Krister buscó una página y Marcus puso el dedo encima de la imagen del zorro.

—Sigue —pidió.

«—Y además, ¡mira! ¿Ves allá abajo los campos de trigo? Yo no como pan y por lo tanto el trigo es para mí algo inútil. Los campos de trigo no me recuerdan nada y eso me pone triste. ¡Pero tú tienes los cabellos dorados…!».

—Tú no tienes pelo —dijo Marcus.

—No, pero tú sí —respondió Krister liberando una mano para acariciarle el pelo al niño.

«No te encariñes», ordenó firmemente a su corazón cuando pasó la mano por el suave pelo. Siguió leyendo.

«—¡Pero tú tienes los cabellos dorados y será algo maravilloso cuando me domestiques! El trigo, que es dorado también, será un recuerdo de ti. Y amaré el ruido del viento en el trigo…».

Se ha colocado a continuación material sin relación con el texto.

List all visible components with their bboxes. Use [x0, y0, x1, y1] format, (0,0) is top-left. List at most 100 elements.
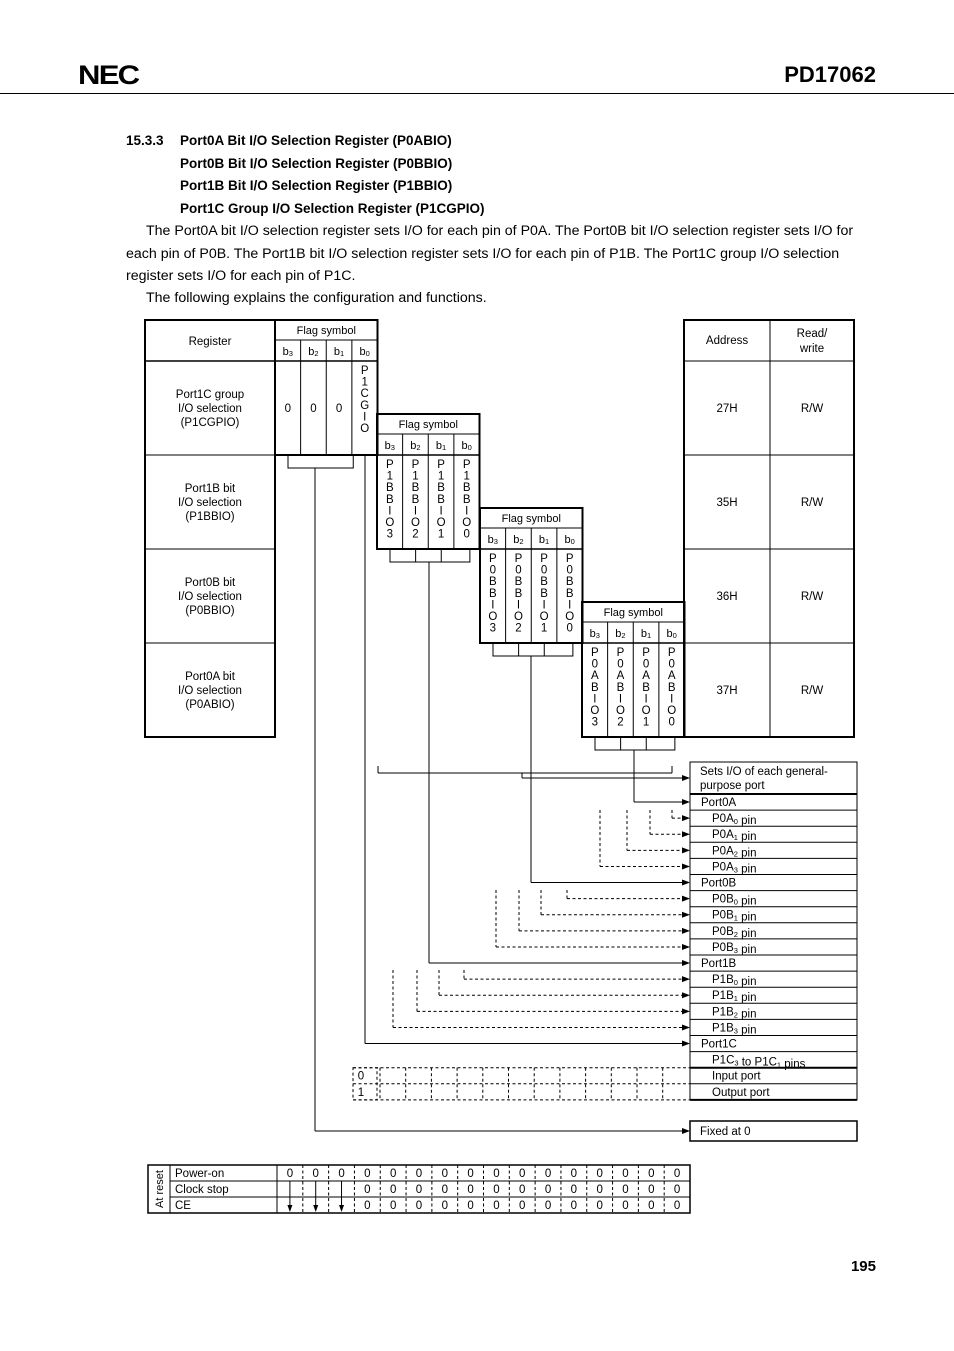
reset-value: 0 [596, 1184, 602, 1196]
register-name: (P1BBIO) [185, 511, 234, 523]
flag-name: 2 [412, 529, 418, 541]
down-arrow-icon [313, 1205, 319, 1212]
flag-name: O [616, 705, 625, 717]
fixed-bit: 0 [285, 403, 291, 415]
flag-name: P [642, 647, 650, 659]
reset-value: 0 [674, 1168, 680, 1180]
reset-value: 0 [545, 1168, 551, 1180]
flag-name: B [412, 494, 420, 506]
flag-name: O [411, 517, 420, 529]
reset-value: 0 [493, 1184, 499, 1196]
port-label: Port1B [701, 958, 736, 970]
register-diagram: Register Port1C group I/O selection (P1CGPI… [144, 319, 858, 1214]
down-arrow-icon [339, 1205, 345, 1212]
flag-name: 1 [361, 377, 367, 389]
address-value: 37H [716, 685, 737, 697]
reset-value: 0 [571, 1168, 577, 1180]
reset-value: 0 [467, 1184, 473, 1196]
flag-name: 0 [566, 565, 572, 577]
function-title: Sets I/O of each general- [700, 766, 828, 778]
pin-label: P0A0 pin [712, 813, 756, 827]
flag-name: B [515, 588, 523, 600]
flag-name: P [412, 459, 420, 471]
flag-name: 0 [617, 659, 623, 671]
flag-name: 0 [592, 659, 598, 671]
arrow-icon [682, 943, 690, 950]
register-name: Port0A bit [185, 671, 236, 683]
flag-name: P [540, 553, 548, 565]
reset-value: 0 [313, 1168, 319, 1180]
arrow-icon [682, 992, 690, 999]
flag-name: O [565, 611, 574, 623]
flag-name: B [642, 682, 650, 694]
pin-label: P1B1 pin [712, 990, 756, 1004]
page-number: 195 [850, 1258, 876, 1275]
flag-name: I [619, 693, 622, 705]
rw-value: R/W [801, 497, 824, 509]
register-name: I/O selection [178, 591, 242, 603]
flag-name: O [437, 517, 446, 529]
flag-name: I [670, 693, 673, 705]
reset-value: 0 [338, 1168, 344, 1180]
reset-value: 0 [674, 1200, 680, 1212]
flag-name: O [667, 705, 676, 717]
reset-value: 0 [390, 1200, 396, 1212]
pin-label: P1B3 pin [712, 1022, 756, 1036]
flag-name: B [386, 494, 394, 506]
register-name: (P1CGPIO) [181, 417, 240, 429]
reset-row-name: CE [175, 1200, 191, 1212]
reset-value: 0 [674, 1184, 680, 1196]
flag-name: A [642, 670, 650, 682]
fixed-label: Fixed at 0 [700, 1126, 751, 1138]
reset-row-name: Power-on [175, 1168, 224, 1180]
reset-value: 0 [571, 1184, 577, 1196]
flag-name: O [462, 517, 471, 529]
reset-value: 0 [467, 1168, 473, 1180]
address-value: 36H [716, 591, 737, 603]
reset-value: 0 [622, 1200, 628, 1212]
reset-value: 0 [648, 1184, 654, 1196]
flag-name: B [489, 588, 497, 600]
reset-row-name: Clock stop [175, 1184, 229, 1196]
address-value: 35H [716, 497, 737, 509]
bit-header: b3 [385, 440, 395, 452]
flag-name: 3 [490, 623, 496, 635]
flag-name: I [644, 693, 647, 705]
reset-value: 0 [287, 1168, 293, 1180]
flag-name: I [439, 505, 442, 517]
register-name: I/O selection [178, 403, 242, 415]
flag-name: P [566, 553, 574, 565]
flag-name: P [668, 647, 676, 659]
flag-name: 0 [668, 717, 674, 729]
flag-name: I [414, 505, 417, 517]
bit-header: b2 [308, 346, 318, 358]
flag-name: I [593, 693, 596, 705]
reset-value: 0 [390, 1184, 396, 1196]
flag-name: P [463, 459, 471, 471]
flag-name: 2 [617, 717, 623, 729]
flag-name: B [540, 576, 548, 588]
arrow-icon [682, 1128, 690, 1134]
reset-value: 0 [493, 1200, 499, 1212]
flag-name: 0 [541, 565, 547, 577]
register-name: Port1C group [176, 389, 244, 401]
flag-name: B [437, 482, 445, 494]
reset-value: 0 [416, 1200, 422, 1212]
flag-name: P [361, 365, 369, 377]
flag-name: P [591, 647, 599, 659]
reset-value: 0 [545, 1200, 551, 1212]
flag-name: I [388, 505, 391, 517]
flag-name: 1 [463, 471, 469, 483]
flag-name: G [360, 400, 369, 412]
reset-value: 0 [364, 1184, 370, 1196]
arrow-icon [682, 775, 690, 781]
reset-value: 0 [364, 1200, 370, 1212]
pin-label: P0B0 pin [712, 894, 756, 908]
pin-label: P0A3 pin [712, 861, 756, 875]
flag-name: O [540, 611, 549, 623]
flag-name: B [566, 576, 574, 588]
pin-label: P0B3 pin [712, 942, 756, 956]
flag-name: 3 [387, 529, 393, 541]
reset-value: 0 [596, 1168, 602, 1180]
register-header: Register [189, 336, 232, 348]
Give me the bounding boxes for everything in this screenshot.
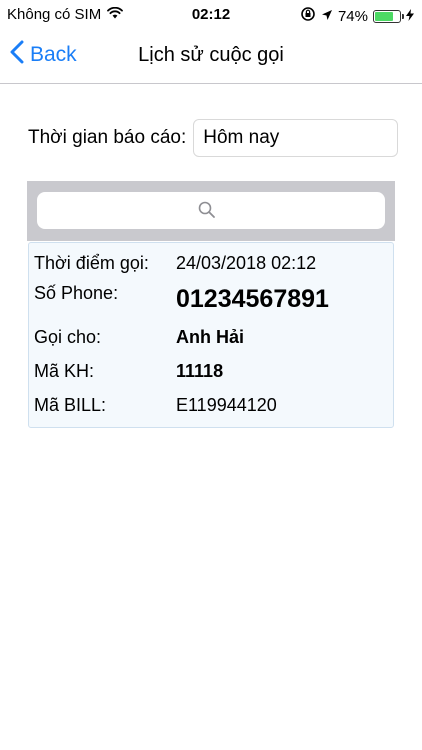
phone-row: Số Phone: 01234567891 bbox=[34, 281, 388, 317]
battery-icon bbox=[373, 9, 404, 23]
battery-percent: 74% bbox=[337, 7, 368, 25]
bill-value: E119944120 bbox=[176, 394, 277, 415]
call-time-row: Thời điểm gọi: 24/03/2018 02:12 bbox=[34, 249, 388, 277]
page-title: Lịch sử cuộc gọi bbox=[138, 44, 284, 66]
search-icon bbox=[198, 201, 216, 224]
search-bar bbox=[27, 181, 395, 241]
call-record-card[interactable]: Thời điểm gọi: 24/03/2018 02:12 Số Phone… bbox=[28, 242, 394, 428]
location-arrow-icon bbox=[321, 8, 333, 25]
bill-label: Mã BILL: bbox=[34, 394, 107, 415]
rotation-lock-icon bbox=[300, 6, 316, 26]
call-history-screen: Không có SIM 02:12 74% Back Lịch sử cuộc… bbox=[0, 0, 422, 750]
called-value: Anh Hải bbox=[176, 326, 245, 347]
battery-cap bbox=[402, 13, 404, 19]
navigation-bar: Back Lịch sử cuộc gọi bbox=[0, 30, 422, 84]
customer-row: Mã KH: 11118 bbox=[34, 357, 388, 385]
report-period-field[interactable]: Hôm nay bbox=[193, 119, 398, 157]
call-time-value: 24/03/2018 02:12 bbox=[176, 252, 317, 273]
called-label: Gọi cho: bbox=[34, 326, 102, 347]
call-time-label: Thời điểm gọi: bbox=[34, 252, 149, 273]
phone-label: Số Phone: bbox=[34, 283, 119, 303]
called-row: Gọi cho: Anh Hải bbox=[34, 323, 388, 351]
customer-label: Mã KH: bbox=[34, 360, 95, 381]
status-bar: Không có SIM 02:12 74% bbox=[0, 0, 422, 30]
search-field bbox=[37, 192, 389, 231]
customer-value: 11118 bbox=[176, 360, 224, 381]
report-period-label: Thời gian báo cáo: bbox=[28, 127, 187, 148]
report-period-row: Thời gian báo cáo: Hôm nay bbox=[28, 119, 398, 157]
battery-fill bbox=[375, 11, 393, 21]
charging-bolt-icon bbox=[406, 8, 414, 25]
status-right: 74% bbox=[300, 6, 414, 26]
bill-row: Mã BILL: E119944120 bbox=[34, 391, 388, 419]
phone-value: 01234567891 bbox=[176, 285, 329, 313]
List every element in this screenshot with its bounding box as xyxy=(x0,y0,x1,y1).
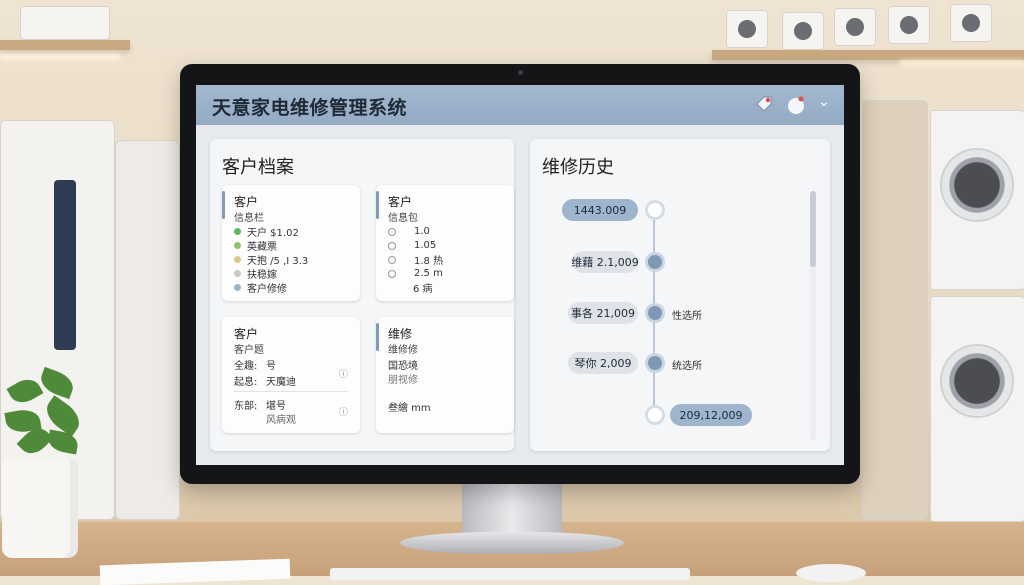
status-dot xyxy=(234,256,241,263)
card-accent xyxy=(376,323,379,351)
tag-icon[interactable] xyxy=(754,95,774,115)
history-note: 性选所 xyxy=(672,311,702,322)
card-heading: 维修 xyxy=(388,327,413,341)
divider xyxy=(234,391,348,392)
tool-wall xyxy=(862,100,928,520)
avatar-icon[interactable] xyxy=(786,95,806,115)
scrollbar[interactable] xyxy=(810,191,816,441)
card-subheading: 客户题 xyxy=(234,345,264,356)
radio-item[interactable]: 1.8 热 xyxy=(388,253,443,267)
scrollbar-thumb[interactable] xyxy=(810,191,816,267)
timeline-node[interactable] xyxy=(648,203,662,217)
shelf-appliance xyxy=(888,6,930,44)
panel-title: 维修历史 xyxy=(542,157,614,178)
panel-title: 客户档案 xyxy=(222,157,294,178)
customer-detail-card[interactable]: 客户 客户题 全趣: 号 起息: 天魔迪 ⓘ 东部: 堪号 风病观 ⓘ xyxy=(222,317,360,433)
card-subheading: 信息包 xyxy=(388,213,418,224)
app-screen: 天意家电维修管理系统 ⌄ 客户档案 客户 信息栏 天户 $1.02 英藏票 天抱… xyxy=(196,85,844,465)
list-item: 天户 $1.02 xyxy=(234,225,299,239)
detail-row: 起息: 天魔迪 xyxy=(234,377,296,388)
right-shelf xyxy=(712,50,1024,60)
chevron-down-icon[interactable]: ⌄ xyxy=(818,94,830,110)
mouse xyxy=(796,564,866,582)
radio-icon xyxy=(388,241,396,250)
card-heading: 客户 xyxy=(234,327,259,341)
history-note: 统选所 xyxy=(672,361,702,372)
timeline-node[interactable] xyxy=(648,408,662,422)
card-subheading: 维修修 xyxy=(388,345,418,356)
radio-icon xyxy=(388,227,396,236)
radio-item[interactable]: 1.05 xyxy=(388,239,436,252)
card-subheading: 信息栏 xyxy=(234,213,264,224)
webcam xyxy=(518,70,523,75)
history-date-pill[interactable]: 事各 21,009 xyxy=(568,302,638,324)
info-icon[interactable]: ⓘ xyxy=(339,367,348,380)
list-item: 英藏票 xyxy=(234,239,277,253)
customer-archive-panel: 客户档案 客户 信息栏 天户 $1.02 英藏票 天抱 /5 ,I 3.3 扶稳… xyxy=(210,139,514,451)
timeline-node[interactable] xyxy=(648,356,662,370)
list-item: 天抱 /5 ,I 3.3 xyxy=(234,253,308,267)
repair-row: 朋视修 xyxy=(388,375,418,386)
card-accent xyxy=(376,191,379,219)
customer-card[interactable]: 客户 信息包 1.0 1.05 1.8 热 2.5 m 6 病 xyxy=(376,185,514,301)
radio-item[interactable]: 2.5 m xyxy=(388,267,443,280)
list-item: 客户修修 xyxy=(234,281,287,295)
timeline-node[interactable] xyxy=(648,255,662,269)
timeline-node[interactable] xyxy=(648,306,662,320)
list-item: 6 病 xyxy=(413,284,433,295)
keyboard xyxy=(330,568,690,580)
detail-row: 东部: 堪号 xyxy=(234,401,286,412)
history-date-pill[interactable]: 琴你 2,009 xyxy=(568,352,638,374)
customer-card[interactable]: 客户 信息栏 天户 $1.02 英藏票 天抱 /5 ,I 3.3 扶稳嫁 客户修… xyxy=(222,185,360,301)
card-accent xyxy=(222,191,225,219)
repair-card[interactable]: 维修 维修修 国恐境 朋视修 叁繪 mm xyxy=(376,317,514,433)
history-date-pill[interactable]: 1443.009 xyxy=(562,199,638,221)
left-shelf-light xyxy=(0,54,120,60)
left-shelf xyxy=(0,40,130,50)
repair-footer: 叁繪 mm xyxy=(388,403,431,414)
card-heading: 客户 xyxy=(234,195,259,209)
top-bar: 天意家电维修管理系统 ⌄ xyxy=(196,85,844,125)
pliers-tool xyxy=(54,180,76,350)
radio-icon xyxy=(388,269,396,278)
radio-icon xyxy=(388,255,396,264)
detail-note: 风病观 xyxy=(266,415,296,426)
app-title: 天意家电维修管理系统 xyxy=(212,97,408,119)
radio-item[interactable]: 1.0 xyxy=(388,225,430,238)
washing-machine xyxy=(930,296,1024,522)
shelf-appliance xyxy=(950,4,992,42)
history-date-pill[interactable]: 209,12,009 xyxy=(670,404,752,426)
status-dot xyxy=(234,242,241,249)
shelf-appliance xyxy=(834,8,876,46)
shelf-appliance xyxy=(782,12,824,50)
refrigerator xyxy=(115,140,180,520)
shelf-appliance xyxy=(726,10,768,48)
status-dot xyxy=(234,284,241,291)
info-icon[interactable]: ⓘ xyxy=(339,405,348,418)
list-item: 扶稳嫁 xyxy=(234,267,277,281)
right-shelf-light xyxy=(900,60,1024,66)
card-heading: 客户 xyxy=(388,195,413,209)
washing-machine xyxy=(930,110,1024,290)
status-dot xyxy=(234,270,241,277)
repair-row: 国恐境 xyxy=(388,361,418,372)
history-date-pill[interactable]: 维藉 2.1,009 xyxy=(571,251,639,273)
detail-row: 全趣: 号 xyxy=(234,361,276,372)
shelf-appliance xyxy=(20,6,110,40)
status-dot xyxy=(234,228,241,235)
monitor-stand-base xyxy=(400,532,624,554)
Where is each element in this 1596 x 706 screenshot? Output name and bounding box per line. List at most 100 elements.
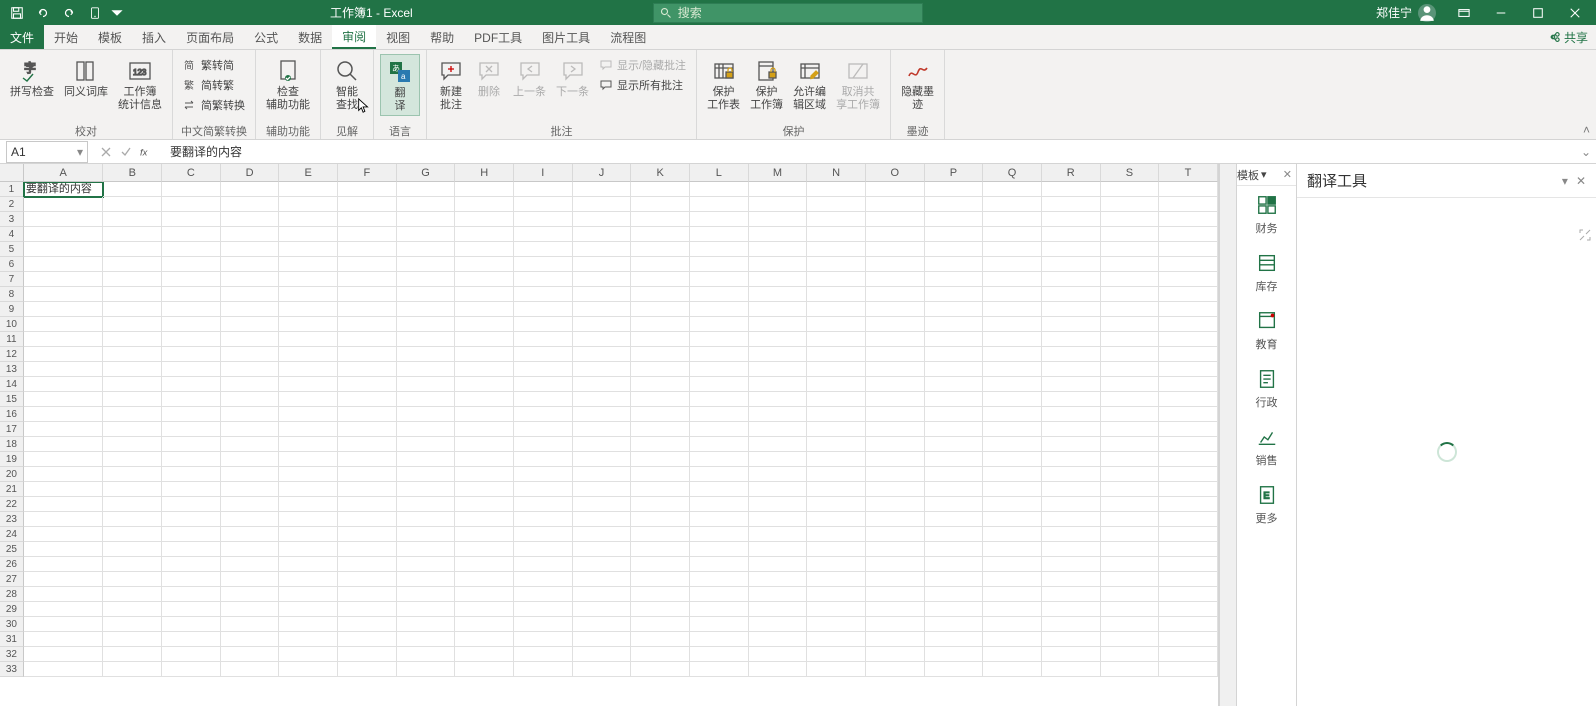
trad-to-simp-button[interactable]: 简繁转简 bbox=[179, 56, 249, 74]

Marcus miró la imagen del zorro otra vez. Después pasó las hojas hasta el lugar donde estaba el texto.

«—El zorro se calló y miró un buen rato al Principito:

»—Por favor…, domestícame —le dijo.

»—Bien quisiera —le respondió el Principito— pero no tengo mucho tiempo. He de buscar amigos y conocer muchas cosas.

»—Sólo se conocen bien las cosas que se domestican —dijo el zorro—. Los hombres ya no tienen tiempo de conocer nada. Lo compran todo hecho en las tiendas. Y como no hay tiendas donde vendan amigos, los hombres ya no tienen amigos. ¡Si quieres un amigo, domestícame!».